A small metalworks shop in South Bend got a call from a major customer last year: invest $800,000 to expand production for solar farms. The CEO, John Axelberg, ran the numbers. His metal costs were up sharply from tariffs. His imported parts cost more. And the administration that imposed those tariffs was simultaneously restricting solar farm construction on federal lands. The opportunity and the obstacle arrived in the same policy package.

That is not an anecdote. That is the tariff program in miniature.

The administration's core promise was straightforward: raise the cost of imports, and American factories will fill the gap. Prices might tick up briefly, but jobs would follow. By early 2026, the price part has arrived on schedule. The jobs have not.

Who Actually Paid the Bill

Average U.S. tariff duties climbed from 2.4% to 9.6% in 2025, the highest rate in 80 years. Federal tariff revenue hit $264 billion, more than triple the prior year. Those numbers look like policy working, if you stop reading there.

Keep reading. Roughly 90% of those tariffs were passed through to American importers, not absorbed by foreign exporters. Small-business importers paid an average of $306,000 more per firm from March 2025 through February 2026 compared to the prior 12 months. That is $25,000 per month in new costs for businesses that were not built to carry that load. For firms with fewer than 50 employees, the hit averaged $175,000 over the same period. A March 2026 survey from Small Business Majority found 53% of small businesses reported increased supplier costs and 47% reported higher materials costs.

Consumer Prices Since Tariff Escalation 305 310 315 320 325 330 Jan '24 Jun '24 Nov '24 Mar '25 Aug '25 Feb '26 CPI Index
Consumer prices have continued rising through the tariff escalation period, consistent with 90% pass-through rates to American importers and consumers. Source: Federal Reserve Economic Data (FRED)

About 97% of all U.S. importers are small businesses. So when the tariff burden lands almost entirely on importers, it lands almost entirely on small businesses.
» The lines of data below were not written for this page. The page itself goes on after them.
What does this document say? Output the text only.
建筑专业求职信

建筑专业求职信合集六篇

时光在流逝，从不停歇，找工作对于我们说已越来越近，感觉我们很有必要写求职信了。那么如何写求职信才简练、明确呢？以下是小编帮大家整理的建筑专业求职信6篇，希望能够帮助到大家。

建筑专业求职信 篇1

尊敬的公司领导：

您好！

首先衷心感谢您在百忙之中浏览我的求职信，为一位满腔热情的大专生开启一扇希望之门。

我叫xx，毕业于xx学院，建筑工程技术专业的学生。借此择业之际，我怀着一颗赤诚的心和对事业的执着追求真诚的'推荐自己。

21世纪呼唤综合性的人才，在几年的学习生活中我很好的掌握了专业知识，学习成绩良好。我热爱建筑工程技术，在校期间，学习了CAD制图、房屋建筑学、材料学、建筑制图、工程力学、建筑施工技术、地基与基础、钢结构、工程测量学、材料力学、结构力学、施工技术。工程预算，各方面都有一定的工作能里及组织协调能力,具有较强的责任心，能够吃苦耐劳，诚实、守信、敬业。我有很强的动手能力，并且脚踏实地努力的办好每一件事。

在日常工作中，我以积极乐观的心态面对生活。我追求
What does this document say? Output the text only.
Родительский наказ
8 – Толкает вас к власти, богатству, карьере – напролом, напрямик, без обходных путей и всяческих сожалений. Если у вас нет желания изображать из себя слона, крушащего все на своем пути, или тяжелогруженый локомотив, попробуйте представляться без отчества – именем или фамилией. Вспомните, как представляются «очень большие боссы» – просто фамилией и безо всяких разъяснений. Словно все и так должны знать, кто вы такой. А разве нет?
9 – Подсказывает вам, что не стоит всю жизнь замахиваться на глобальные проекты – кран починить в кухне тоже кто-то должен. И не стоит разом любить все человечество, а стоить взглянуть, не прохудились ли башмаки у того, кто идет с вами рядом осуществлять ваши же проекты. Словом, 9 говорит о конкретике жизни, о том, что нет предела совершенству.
The foreign exporters the policy was designed to pressure absorbed roughly 10 cents of every dollar in new duties. American shop owners absorbed the other 90.
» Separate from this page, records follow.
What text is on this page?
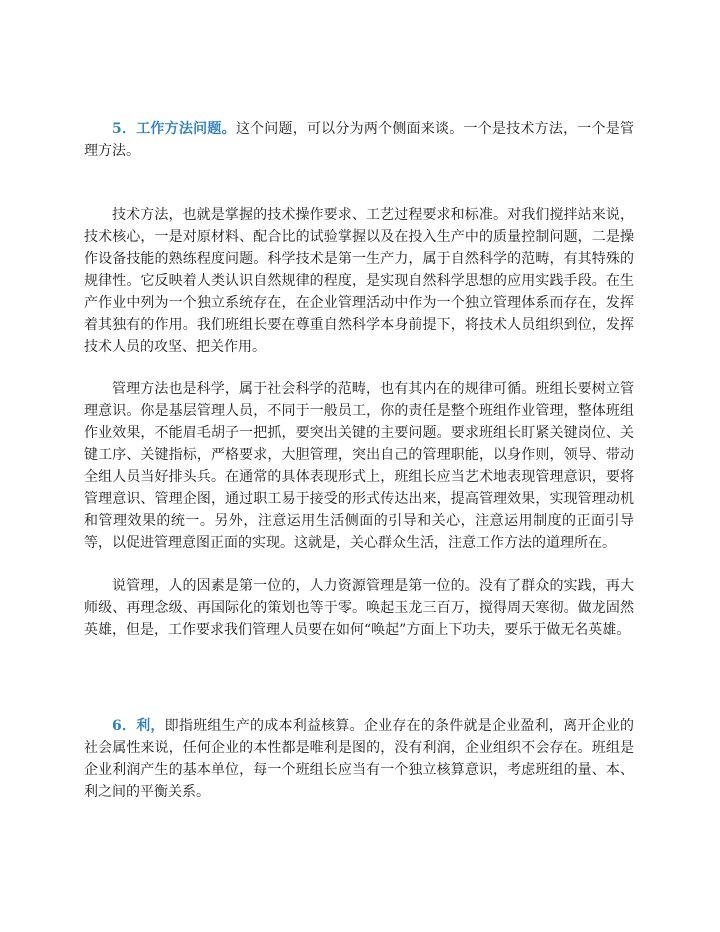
5．工作方法问题。这个问题，可以分为两个侧面来谈。一个是技术方法，一个是管理方法。

技术方法，也就是掌握的技术操作要求、工艺过程要求和标准。对我们搅拌站来说，技术核心，一是对原材料、配合比的试验掌握以及在投入生产中的质量控制问题，二是操作设备技能的熟练程度问题。科学技术是第一生产力，属于自然科学的范畴，有其特殊的规律性。它反映着人类认识自然规律的程度，是实现自然科学思想的应用实践手段。在生产作业中列为一个独立系统存在，在企业管理活动中作为一个独立管理体系而存在，发挥着其独有的作用。我们班组长要在尊重自然科学本身前提下，将技术人员组织到位，发挥技术人员的攻坚、把关作用。

管理方法也是科学，属于社会科学的范畴，也有其内在的规律可循。班组长要树立管理意识。你是基层管理人员，不同于一般员工，你的责任是整个班组作业管理，整体班组作业效果，不能眉毛胡子一把抓，要突出关键的主要问题。要求班组长盯紧关键岗位、关键工序、关键指标，严格要求，大胆管理，突出自己的管理职能，以身作则，领导、带动全组人员当好排头兵。在通常的具体表现形式上，班组长应当艺术地表现管理意识，要将管理意识、管理企图，通过职工易于接受的形式传达出来，提高管理效果，实现管理动机和管理效果的统一。另外，注意运用生活侧面的引导和关心，注意运用制度的正面引导等，以促进管理意图正面的实现。这就是，关心群众生活，注意工作方法的道理所在。

说管理，人的因素是第一位的，人力资源管理是第一位的。没有了群众的实践，再大师级、再理念级、再国际化的策划也等于零。唤起玉龙三百万，搅得周天寒彻。做龙固然英雄，但是，工作要求我们管理人员要在如何“唤起”方面上下功夫，要乐于做无名英雄。

6．利，即指班组生产的成本利益核算。企业存在的条件就是企业盈利，离开企业的社会属性来说，任何企业的本性都是唯利是图的，没有利润，企业组织不会存在。班组是企业利润产生的基本单位，每一个班组长应当有一个独立核算意识，考虑班组的量、本、利之间的平衡关系。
The Patience Argument Has a Shelf Life

Pierre Yared, acting chair of the Council of Economic Advisers, acknowledged in March 2026 that manufacturing benefits will take time to materialize, pointing to investment activity and slowing job-loss rates as early signals. That is a fair point, and I will grant it: supply chains do not relocate in 12 months, and some investment data is moving in the right direction.

But U.S. manufacturing has shed 100,000 jobs since January 2025. The overall goods trade deficit rose modestly in 2025 rather than narrowing. Researchers from UC San Diego found that tariffs are achieving two stated goals, raising revenue and reducing U.S.-China trade volume, but found no evidence yet that they are lowering import prices, shrinking the trade deficit, or increasing manufacturing employment. The administration is 0-for-3 on the objectives that were supposed to justify the cost.
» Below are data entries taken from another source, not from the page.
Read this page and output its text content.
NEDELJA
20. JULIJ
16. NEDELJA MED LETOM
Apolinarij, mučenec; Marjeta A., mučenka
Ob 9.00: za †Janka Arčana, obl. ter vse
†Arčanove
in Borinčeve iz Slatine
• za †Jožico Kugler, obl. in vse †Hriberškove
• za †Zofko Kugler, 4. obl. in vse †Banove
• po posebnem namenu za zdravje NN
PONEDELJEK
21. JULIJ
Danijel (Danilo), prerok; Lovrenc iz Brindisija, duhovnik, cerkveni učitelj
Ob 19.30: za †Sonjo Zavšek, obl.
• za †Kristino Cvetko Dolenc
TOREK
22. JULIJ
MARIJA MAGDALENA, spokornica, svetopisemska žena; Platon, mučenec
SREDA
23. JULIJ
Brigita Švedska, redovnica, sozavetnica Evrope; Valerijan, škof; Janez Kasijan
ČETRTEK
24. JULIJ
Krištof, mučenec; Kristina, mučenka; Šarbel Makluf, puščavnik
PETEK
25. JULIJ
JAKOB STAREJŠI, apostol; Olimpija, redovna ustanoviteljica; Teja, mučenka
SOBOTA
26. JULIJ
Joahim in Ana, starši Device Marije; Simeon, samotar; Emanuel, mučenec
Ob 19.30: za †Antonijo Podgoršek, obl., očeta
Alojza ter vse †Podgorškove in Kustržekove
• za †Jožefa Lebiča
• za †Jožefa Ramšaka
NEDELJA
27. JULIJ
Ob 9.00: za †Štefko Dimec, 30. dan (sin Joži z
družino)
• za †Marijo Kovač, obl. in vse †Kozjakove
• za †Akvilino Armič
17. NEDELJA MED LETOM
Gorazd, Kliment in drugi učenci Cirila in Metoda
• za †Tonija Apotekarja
History is not encouraging here. The 2018 steel and aluminum tariffs protected roughly 8,700 steel jobs while raising costs for the 6.5 million workers in steel-consuming industries, according to Federal Reserve research at the time. The ratio of protected workers to burdened workers was brutal. The 2026 version is running the same math at larger scale.

I recognize the tension in my own argument: it is genuinely possible that reshoring takes 3 to 5 years and the job numbers look different in 2028. But policy that costs small businesses $25,000 per month on the promise of future gains is a leveraged bet, and the collateral is someone else's balance sheet.

Congress should require a formal cost-benefit accounting before the next escalation round. Not a press release. An actual accounting: jobs created, jobs lost in downstream industries, price pass-through rates, and net household income effects. Axelberg in South Bend already did his version of that math. He passed on the $800,000 investment.